A wealthy businessman says he worked with middleman on kickback scheme and never met Rezko.
in the first few seconds of interviewing Sheldon Pekin, Defense lawyer Joseph Duffy distances him from Rezko, puts the blame on Stuart Levine and show's Pekin's greed.
“Never met him, never spoke to him,” Pekin told Duffy.
You never spoke to Rezko about any of the matters who spoke about here?
“Never spoke to him, that’s correct.”
"It was Mr. Levine directing your actions?"
“That’s fair to say, yes.”
Duffy cited from Pekin's 125-paged income tax return and gently suggested Pekin was greedy when he got into a kickback scheme with Levine.
"You agreed to that, did you not?" Duffy asked.

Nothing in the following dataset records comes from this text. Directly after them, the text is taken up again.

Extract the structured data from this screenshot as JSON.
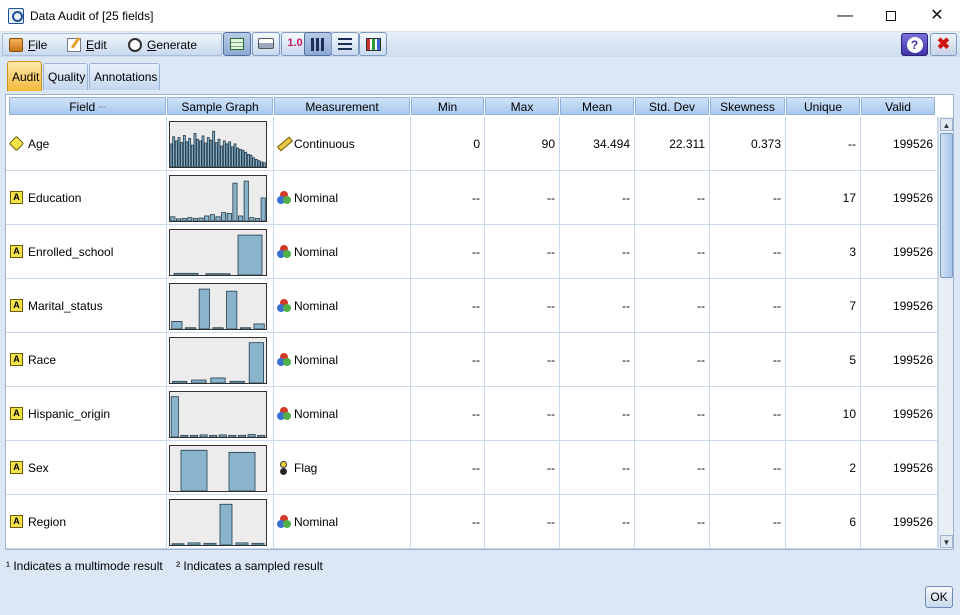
{
  "window": {
    "title": "Data Audit of [25 fields]"
  },
  "menu": {
    "file": "File",
    "file_key": "F",
    "file_rest": "ile",
    "edit_key": "E",
    "edit_rest": "dit",
    "generate_key": "G",
    "generate_rest": "enerate"
  },
  "tabs": [
    "Audit",
    "Quality",
    "Annotations"
  ],
  "active_tab": "Audit",
  "columns": [
    "Field",
    "Sample Graph",
    "Measurement",
    "Min",
    "Max",
    "Mean",
    "Std. Dev",
    "Skewness",
    "Unique",
    "Valid"
  ],
  "rows": [
    {
      "field": "Age",
      "type_icon": "continuous-diamond-icon",
      "measurement": "Continuous",
      "measure_icon": "ruler-icon",
      "min": "0",
      "max": "90",
      "mean": "34.494",
      "std_dev": "22.311",
      "skewness": "0.373",
      "unique": "--",
      "valid": "199526",
      "graph": {
        "kind": "histogram",
        "bars": [
          0.55,
          0.72,
          0.62,
          0.7,
          0.58,
          0.75,
          0.6,
          0.68,
          0.52,
          0.8,
          0.66,
          0.62,
          0.74,
          0.57,
          0.7,
          0.64,
          0.85,
          0.58,
          0.66,
          0.5,
          0.62,
          0.55,
          0.6,
          0.48,
          0.55,
          0.45,
          0.42,
          0.4,
          0.35,
          0.3,
          0.28,
          0.22,
          0.18,
          0.15,
          0.12,
          0.1
        ]
      }
    },
    {
      "field": "Education",
      "type_icon": "string-A-icon",
      "measurement": "Nominal",
      "measure_icon": "nominal-icon",
      "min": "--",
      "max": "--",
      "mean": "--",
      "std_dev": "--",
      "skewness": "--",
      "unique": "17",
      "valid": "199526",
      "graph": {
        "kind": "bars",
        "bars": [
          0.1,
          0.05,
          0.06,
          0.08,
          0.06,
          0.07,
          0.12,
          0.15,
          0.1,
          0.2,
          0.18,
          0.9,
          0.12,
          0.95,
          0.08,
          0.06,
          0.55
        ]
      }
    },
    {
      "field": "Enrolled_school",
      "type_icon": "string-A-icon",
      "measurement": "Nominal",
      "measure_icon": "nominal-icon",
      "min": "--",
      "max": "--",
      "mean": "--",
      "std_dev": "--",
      "skewness": "--",
      "unique": "3",
      "valid": "199526",
      "graph": {
        "kind": "bars",
        "bars": [
          0.04,
          0.03,
          0.95
        ]
      }
    },
    {
      "field": "Marital_status",
      "type_icon": "string-A-icon",
      "measurement": "Nominal",
      "measure_icon": "nominal-icon",
      "min": "--",
      "max": "--",
      "mean": "--",
      "std_dev": "--",
      "skewness": "--",
      "unique": "7",
      "valid": "199526",
      "graph": {
        "kind": "bars",
        "bars": [
          0.18,
          0.03,
          0.95,
          0.03,
          0.9,
          0.03,
          0.12
        ]
      }
    },
    {
      "field": "Race",
      "type_icon": "string-A-icon",
      "measurement": "Nominal",
      "measure_icon": "nominal-icon",
      "min": "--",
      "max": "--",
      "mean": "--",
      "std_dev": "--",
      "skewness": "--",
      "unique": "5",
      "valid": "199526",
      "graph": {
        "kind": "bars",
        "bars": [
          0.04,
          0.07,
          0.12,
          0.04,
          0.96
        ]
      }
    },
    {
      "field": "Hispanic_origin",
      "type_icon": "string-A-icon",
      "measurement": "Nominal",
      "measure_icon": "nominal-icon",
      "min": "--",
      "max": "--",
      "mean": "--",
      "std_dev": "--",
      "skewness": "--",
      "unique": "10",
      "valid": "199526",
      "graph": {
        "kind": "bars",
        "bars": [
          0.96,
          0.04,
          0.04,
          0.05,
          0.04,
          0.05,
          0.04,
          0.04,
          0.06,
          0.04
        ]
      }
    },
    {
      "field": "Sex",
      "type_icon": "string-A-icon",
      "measurement": "Flag",
      "measure_icon": "flag-icon",
      "min": "--",
      "max": "--",
      "mean": "--",
      "std_dev": "--",
      "skewness": "--",
      "unique": "2",
      "valid": "199526",
      "graph": {
        "kind": "bars",
        "bars": [
          0.97,
          0.92
        ]
      }
    },
    {
      "field": "Region",
      "type_icon": "string-A-icon",
      "measurement": "Nominal",
      "measure_icon": "nominal-icon",
      "min": "--",
      "max": "--",
      "mean": "--",
      "std_dev": "--",
      "skewness": "--",
      "unique": "6",
      "valid": "199526",
      "graph": {
        "kind": "bars",
        "bars": [
          0.03,
          0.05,
          0.04,
          0.97,
          0.05,
          0.04
        ]
      }
    }
  ],
  "footnotes": {
    "multimode": "¹ Indicates a multimode result",
    "sampled": "² Indicates a sampled result"
  },
  "ok_label": "OK",
  "colors": {
    "bar_fill": "#8ab4cc",
    "bar_stroke": "#22394a",
    "header": "#b9d4f2",
    "active_tab": "#f6b93b"
  }
}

"I did agree to that." ... "you can always say no," Pekin admitted.
Suffering from Parkinson's Disease, Pekin has sometimes struggled on the stand, at times mumbling, at times confusing dates. Twice he stopped his testimony, saying he needed a break.
But Duffy pointed out when it came to money, Pekin was no fool.

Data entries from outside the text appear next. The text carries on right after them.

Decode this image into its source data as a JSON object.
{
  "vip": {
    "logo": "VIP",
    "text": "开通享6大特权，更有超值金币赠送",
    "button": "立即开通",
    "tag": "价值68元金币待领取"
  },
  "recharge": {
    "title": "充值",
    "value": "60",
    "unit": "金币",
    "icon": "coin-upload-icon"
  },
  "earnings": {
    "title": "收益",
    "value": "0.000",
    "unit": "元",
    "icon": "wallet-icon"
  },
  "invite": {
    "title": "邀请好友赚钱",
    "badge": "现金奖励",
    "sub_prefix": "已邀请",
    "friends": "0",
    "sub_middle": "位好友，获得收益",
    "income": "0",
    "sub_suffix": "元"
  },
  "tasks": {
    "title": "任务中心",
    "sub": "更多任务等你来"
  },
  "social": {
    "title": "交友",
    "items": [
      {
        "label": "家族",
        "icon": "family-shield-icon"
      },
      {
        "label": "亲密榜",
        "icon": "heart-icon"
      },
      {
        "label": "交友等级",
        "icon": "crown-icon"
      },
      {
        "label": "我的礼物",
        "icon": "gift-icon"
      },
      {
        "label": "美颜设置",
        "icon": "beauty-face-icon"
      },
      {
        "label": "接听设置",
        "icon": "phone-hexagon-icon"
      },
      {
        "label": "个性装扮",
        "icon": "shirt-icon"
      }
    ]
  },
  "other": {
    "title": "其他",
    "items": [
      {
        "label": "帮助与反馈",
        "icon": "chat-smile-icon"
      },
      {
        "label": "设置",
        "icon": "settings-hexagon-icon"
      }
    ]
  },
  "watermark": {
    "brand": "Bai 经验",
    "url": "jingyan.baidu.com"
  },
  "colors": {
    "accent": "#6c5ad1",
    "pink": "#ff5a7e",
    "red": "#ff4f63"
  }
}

In one year Pekin earned more than $400,000 in interest alone.
Pekin had capital gains of more than $1 million and reported more than 25 partnerships in 2003. On top of that, he earned a salary.
Pekin has a long-standing practice of post-dating checks by one day because he knows it buys him an extra day's worth of interest.
Pekin did it, he said: “If the checks are large enough."
The kickbacks in the scheme at issue in this trial must have been large enough. Pekin said he post-dated those.